Gasto ordinario o extraordinario

Dentro del concepto de alimentos ordinarios, incluimos una serie de gastos que se pueden fácilmente determinar y cuantificar y que no se generan los doce meses del año, como suelen ser, por ejemplo: comedor escolar, clases particulares y actividades extraescolares.

Para evitar esto que yo considero un error sería bueno generalizar la solución que ya he visto en algunas resoluciones y distinguir dos categorías de gastos ordinarios, cuando hablamos de alimentos en los procesos matrimoniales.

Estas categorías serían:

Indice

Alimentos ordinarios

Que abarcarían aquellos gastos de difícil cuantificación a principio de año, muy indeterminados y que varían mucho de un mes a otro en función de diversas circunstancias. En este apartado se incluirían: comida, vestido y ocio, por ejemplo.

Gastos ordinarios

Serían esos gastos periódicos, fácilmente cuantificables y objetivables, que no se producen todos los meses y que, por tanto, solo se deberían abonar en la proporción que fije la Sentencia o el convenio, en los meses que se generan.

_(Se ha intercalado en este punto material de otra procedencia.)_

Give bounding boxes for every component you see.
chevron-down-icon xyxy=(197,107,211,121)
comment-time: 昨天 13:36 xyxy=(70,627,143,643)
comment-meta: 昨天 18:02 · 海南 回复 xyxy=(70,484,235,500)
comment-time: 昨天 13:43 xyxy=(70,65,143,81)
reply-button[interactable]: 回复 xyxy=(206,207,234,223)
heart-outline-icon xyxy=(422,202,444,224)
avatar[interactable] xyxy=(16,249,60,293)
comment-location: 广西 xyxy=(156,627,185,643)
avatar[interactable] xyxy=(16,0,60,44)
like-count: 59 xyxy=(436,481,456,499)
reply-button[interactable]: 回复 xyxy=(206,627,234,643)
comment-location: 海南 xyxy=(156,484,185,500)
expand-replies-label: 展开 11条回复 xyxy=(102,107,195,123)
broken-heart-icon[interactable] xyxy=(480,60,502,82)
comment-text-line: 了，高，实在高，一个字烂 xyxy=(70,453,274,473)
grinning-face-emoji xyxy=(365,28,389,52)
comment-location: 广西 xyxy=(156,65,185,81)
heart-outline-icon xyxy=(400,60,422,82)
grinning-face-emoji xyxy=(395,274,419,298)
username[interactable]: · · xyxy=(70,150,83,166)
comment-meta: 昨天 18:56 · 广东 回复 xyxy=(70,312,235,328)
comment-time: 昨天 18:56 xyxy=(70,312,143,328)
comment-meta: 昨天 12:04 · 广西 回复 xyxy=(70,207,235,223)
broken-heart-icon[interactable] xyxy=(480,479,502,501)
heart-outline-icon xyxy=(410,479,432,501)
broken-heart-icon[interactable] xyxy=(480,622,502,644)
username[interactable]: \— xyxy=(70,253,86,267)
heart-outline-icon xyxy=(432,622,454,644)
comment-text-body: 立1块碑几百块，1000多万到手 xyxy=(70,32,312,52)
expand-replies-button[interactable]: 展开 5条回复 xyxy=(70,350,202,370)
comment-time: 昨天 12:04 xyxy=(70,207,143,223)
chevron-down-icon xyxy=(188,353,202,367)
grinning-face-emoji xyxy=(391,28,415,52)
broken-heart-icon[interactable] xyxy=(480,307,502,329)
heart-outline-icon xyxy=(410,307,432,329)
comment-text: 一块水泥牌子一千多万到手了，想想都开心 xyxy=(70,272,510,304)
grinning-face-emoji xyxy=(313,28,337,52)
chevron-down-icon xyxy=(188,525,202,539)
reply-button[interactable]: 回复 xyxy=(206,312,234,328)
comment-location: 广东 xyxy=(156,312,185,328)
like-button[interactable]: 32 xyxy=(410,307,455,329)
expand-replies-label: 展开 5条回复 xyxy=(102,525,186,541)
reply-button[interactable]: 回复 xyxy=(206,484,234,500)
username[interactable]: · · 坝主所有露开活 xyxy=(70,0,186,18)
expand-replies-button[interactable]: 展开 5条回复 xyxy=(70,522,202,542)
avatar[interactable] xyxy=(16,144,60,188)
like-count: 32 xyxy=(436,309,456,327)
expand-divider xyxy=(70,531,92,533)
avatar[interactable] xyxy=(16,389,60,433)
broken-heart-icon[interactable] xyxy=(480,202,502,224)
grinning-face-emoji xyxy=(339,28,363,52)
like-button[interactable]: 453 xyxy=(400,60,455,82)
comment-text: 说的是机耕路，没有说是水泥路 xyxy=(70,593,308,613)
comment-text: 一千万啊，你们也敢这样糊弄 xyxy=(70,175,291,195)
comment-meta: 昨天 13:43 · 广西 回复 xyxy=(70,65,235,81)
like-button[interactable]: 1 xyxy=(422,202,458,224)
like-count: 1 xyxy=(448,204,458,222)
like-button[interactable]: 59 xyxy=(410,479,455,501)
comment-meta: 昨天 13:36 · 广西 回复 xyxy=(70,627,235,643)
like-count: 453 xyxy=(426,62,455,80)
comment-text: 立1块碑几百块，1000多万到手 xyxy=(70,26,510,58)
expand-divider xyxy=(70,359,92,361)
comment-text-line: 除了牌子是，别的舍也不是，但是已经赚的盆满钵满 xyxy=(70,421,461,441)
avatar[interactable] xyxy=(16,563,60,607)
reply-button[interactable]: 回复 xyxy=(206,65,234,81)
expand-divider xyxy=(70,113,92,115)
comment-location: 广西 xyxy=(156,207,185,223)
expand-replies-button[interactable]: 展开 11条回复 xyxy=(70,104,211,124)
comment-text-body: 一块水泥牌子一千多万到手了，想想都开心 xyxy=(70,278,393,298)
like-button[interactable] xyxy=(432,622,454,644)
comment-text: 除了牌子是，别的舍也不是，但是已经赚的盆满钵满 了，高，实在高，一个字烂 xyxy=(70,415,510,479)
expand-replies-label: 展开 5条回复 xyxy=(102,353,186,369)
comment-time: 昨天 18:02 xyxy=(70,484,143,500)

Por ejemplo, mensualidades de colegios privados o concertados, guarderías, comedor escolar, actividades extraescolares.

Regla general

Son gastos ordinarios:

         Guardería.

         Enseñanza obligatoria primaria y secundaria: material escolar, transporte, comedor, cuotas de colegio y matrícula.

         Las cuotas de la asociación de padres, vestuario, uniforme y ropa deportiva para las actividades de esta índole dentro de la enseñanza reglada.

         Actividades extraescolares si ya tenían lugar cuando se pactó o estableció la pensión, o en tal momento era previsible su devengo.

         Formación profesional del hijo y los cursos de idiomas o clases particulares: libros, material para realizarlo y transportes.

         Formación universitaria con sus libros y matrículas son en principio ordinarios, pero han de tenerse en cuenta las peculiaridades del caso.

         Desplazamientos del menor o del progenitor, para cumplir el régimen de relación.

Son gastos extraordinarios:

         Inscripción en un colegio privado por uno solo de los progenitores, cuando el otro no expresa su disconformidad.

         Clases de repaso o apoyo si existe necesidad o conveniencia de tales clases, a la vista del expediente académico del hijo.

         Actividades extraescolares si se revelan necesarios o indispensables para el desarrollo integral del menor.

         Oposiciones, masters y cursos en el extranjero, doctorados, y otras similares son en principio extraordinarios, pero han de tenerse en cuenta las peculiaridades del caso.

         Viajes de estudios cuando se estiman, no sólo aconsejables, sino necesarios.

         Gasto de las clases y material para el aprendizaje del inglés.

         Los gastos médicos, farmacéuticos o tratamientos terapéuticos que se estimen necesarios para la recuperación y no estén cubiertos por la Seguridad Social.

         Los producidos por el cuidado de la salud e higiene bucal y ortodoncia.

         Adquisición de gafas, no cubiertas por la Seguridad Social.

         El gasto de obtención del carné de conducir.

Como regla general, los gastos extraordinarios tienen que ser consentidos previamente a su devengo por ambos progenitores, y a falta de acuerdo será necesario recabar autorización Judicial, salvo que se trate de supuestos de extraordinaria urgencia y necesidad.

Además, hay otros gastos de los hijos que no son necesarios sino voluntarios y potestativos, de realización consensuada por los titulares en ejercicio de la patria potestad, cuya obligación de pago se corresponde con su aceptación.